During the interview, many people's first reaction when encountering this question is: traverse each node in sequence on the first linked list. Whenever they traverse a node, traverse each node in sequence on the second linked list. . If there is a node on the second linked list the same as the node on the first linked list, it means that the two linked lists overlap at this node. Obviously, the time complexity of this method is O(len1 * len2).
Method 1: The idea of using stack
We can see two linked lists with common nodes and partially overlapping, the topological shape looks like a Y, but it cannot be an X-shaped one. As shown in the figure below:
As shown in the figure above, if a single linked list has a common node, then the last node (node 7) must be the same, and it starts from a certain node in the middle (node 6), and the subsequent nodes are The same.

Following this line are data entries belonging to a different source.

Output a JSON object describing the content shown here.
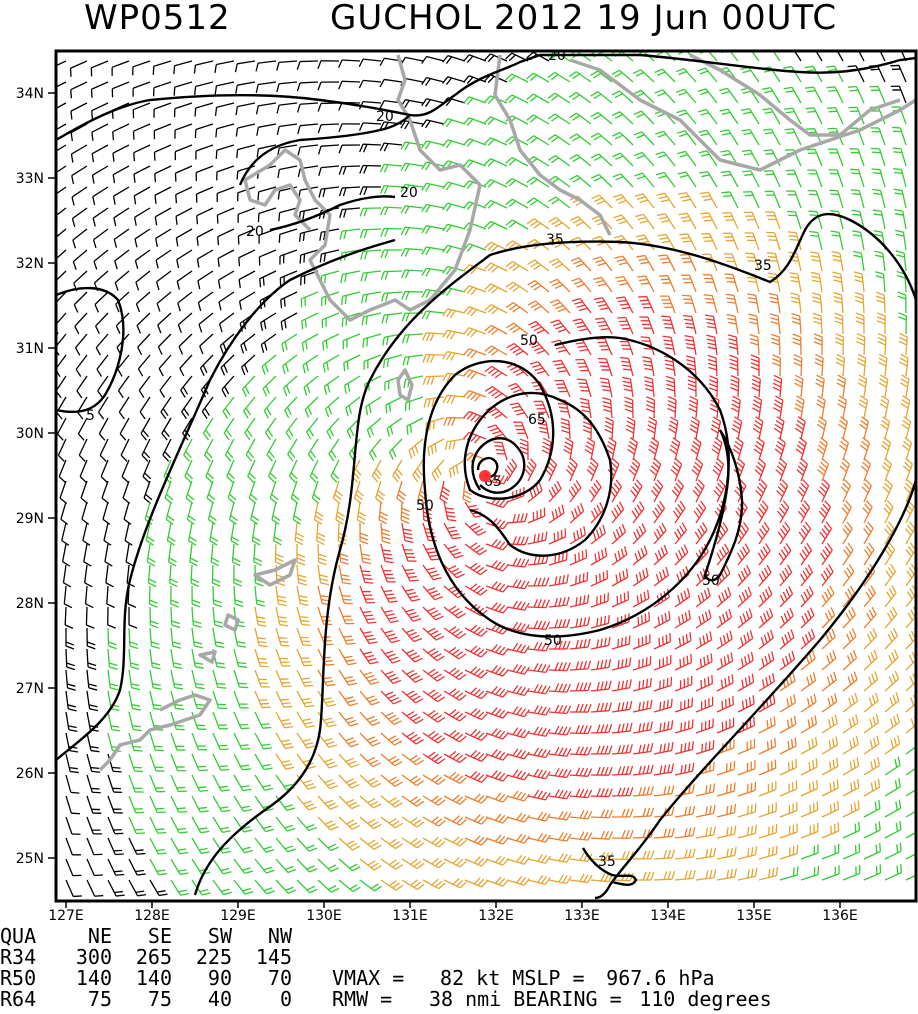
{
  "title": {
    "left": "WP0512",
    "right": "GUCHOL 2012 19 Jun 00UTC"
  },
  "axes": {
    "lat_labels": [
      "25N",
      "26N",
      "27N",
      "28N",
      "29N",
      "30N",
      "31N",
      "32N",
      "33N",
      "34N"
    ],
    "lon_labels": [
      "127E",
      "128E",
      "129E",
      "130E",
      "131E",
      "132E",
      "133E",
      "134E",
      "135E",
      "136E"
    ]
  },
  "contour_labels": [
    "5",
    "20",
    "20",
    "20",
    "20",
    "35",
    "35",
    "35",
    "50",
    "50",
    "50",
    "50",
    "65",
    "65"
  ],
  "wind_color_scale": {
    "calm": "#000000",
    "gale": "#33cc33",
    "storm": "#e6a531",
    "strong": "#ee7d2b",
    "hurricane": "#ee3333"
  },
  "storm_center_color": "#ff3333",
  "coast_color": "#a8a8a8",
  "quadrant_table": {
    "header": [
      "QUA",
      "NE",
      "SE",
      "SW",
      "NW"
    ],
    "rows": [
      [
        "R34",
        "300",
        "265",
        "225",
        "145"
      ],
      [
        "R50",
        "140",
        "140",
        "90",
        "70"
      ],
      [
        "R64",
        "75",
        "75",
        "40",
        "0"
      ]
    ]
  },
  "stats": {
    "vmax_label": "VMAX =",
    "vmax_value": "82 kt",
    "mslp_label": "MSLP =",
    "mslp_value": "967.6 hPa",
    "rmw_label": "RMW =",
    "rmw_value": "38 nmi",
    "bearing_label": "BEARING =",
    "bearing_value": "110 degrees"
  }
}
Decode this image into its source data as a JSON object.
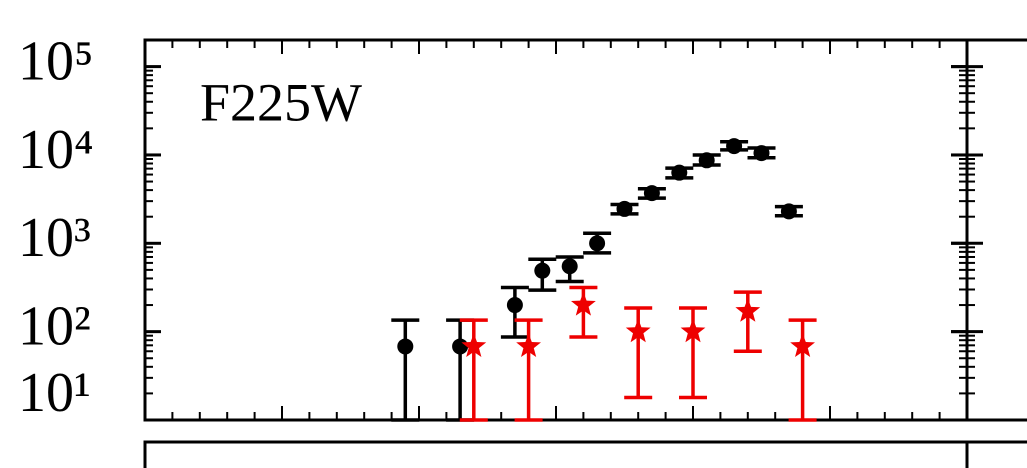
{
  "chart_data": {
    "type": "scatter",
    "title": "F225W",
    "ylog": true,
    "ylim": [
      10,
      200000
    ],
    "yticks": [
      {
        "value": 100000,
        "label": "10⁵"
      },
      {
        "value": 10000,
        "label": "10⁴"
      },
      {
        "value": 1000,
        "label": "10³"
      },
      {
        "value": 100,
        "label": "10²"
      },
      {
        "value": 10,
        "label": "10¹"
      }
    ],
    "xlim": [
      0,
      30
    ],
    "series": [
      {
        "color": "#000000",
        "marker": "circle",
        "x": [
          9.5,
          11.5,
          13.5,
          14.5,
          15.5,
          16.5,
          17.5,
          18.5,
          19.5,
          20.5,
          21.5,
          22.5,
          23.5
        ],
        "values": [
          68,
          68,
          200,
          490,
          550,
          1000,
          2450,
          3700,
          6300,
          8700,
          12600,
          10500,
          2300
        ],
        "low": [
          10,
          10,
          87,
          295,
          370,
          780,
          2150,
          3250,
          5500,
          7700,
          11400,
          9300,
          2050
        ],
        "high": [
          135,
          135,
          316,
          660,
          700,
          1300,
          2750,
          4150,
          7100,
          10000,
          14100,
          12000,
          2600
        ]
      },
      {
        "color": "#ee0000",
        "marker": "star",
        "x": [
          12,
          14,
          16,
          18,
          20,
          22,
          24
        ],
        "values": [
          68,
          68,
          200,
          100,
          100,
          170,
          68
        ],
        "low": [
          10,
          10,
          87,
          18,
          18,
          60,
          10
        ],
        "high": [
          135,
          135,
          316,
          185,
          185,
          280,
          135
        ]
      }
    ]
  }
}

The problem now is that in a single linked list, we can only traverse in sequence from the beginning nodes and finally reach the end node. The final tail node that reaches is first compared. Does this sound like "in first and then exit"? So we can think of using the characteristics of the stack to solve this problem: put the nodes of the two linked lists into two stacks, so that the end nodes of the two linked lists are located at the top of the two stacks. Next, let’s compare. A top of the stack until the last identical node is found.
In this way, we need to use two auxiliary stacks, the space complexity is O(len1+len2) and the time complexity is O(len1+len2). Compared with the brute force method at the beginning, time efficiency has been improved, which is equivalent to using space consumption for time efficiency.
So, is there a better way? Let’s talk about it next.
Method 2: Determine the first node where two linked lists intersect: use the fast and slow pointer, recommended (more optimal solution)
In Method 2 above, the reason we use the stack is because we want to traverse to reach the end nodes of the two linked lists at the same time. In fact, to solve this problem, we have an easier way: first iterate through the two linked lists to get their length. During the second traversal, go to the |len1-len2| step on the longer linked list, and then traverse on the two linked lists at the same time. The first identical node found is their first intersection point.
The time complexity of this idea is also O(len1+len2), but we no longer need auxiliary stacks, so we improve space efficiency. When the interviewer affirms our last idea, he can write the code manually.
Core code:
//Method: Find the first intersection point where two single-linked lists intersect public Node getFirstCommonNode(Node head1, Node head2) { if (head1 == null || head == null) { return null; } int length1 = get Length(head1 ); int length2 = getLength(head2); int lengthDif = 0; //The difference between the length of the two linked lists Node longHead; Node shortHead; //Find out the longer linked list if (length1 > length2) { longHead = head1; shortHead = head2; lengthDif = length1 - length2; } else { longHead = head2; shortHead = head1; lengthDif = length2 - length1; } //Change the pointer of the longer linked list to Go length for (int i = 0 ; i < lengthDif; i++) { longHead = longHead.next; } //Move the pointers of the two linked lists forward at the same time while (longHead != null && shortHead != null) { if (longHead == shortHead) { // The first identical node is the first node that intersects return longHead; } longHead = longHead.next; shortHead = shortHead.next; } return null; } //Method: Get the length of the single linked list public int getLeng th(Node head) { if (head == null) { return 0; } int length = 0; Node current = head; while (current != null) { length++; current = current.next; } retu rn length;
The above are classic interview questions about Java linked lists. I hope they can help everyone pass the interview smoothly.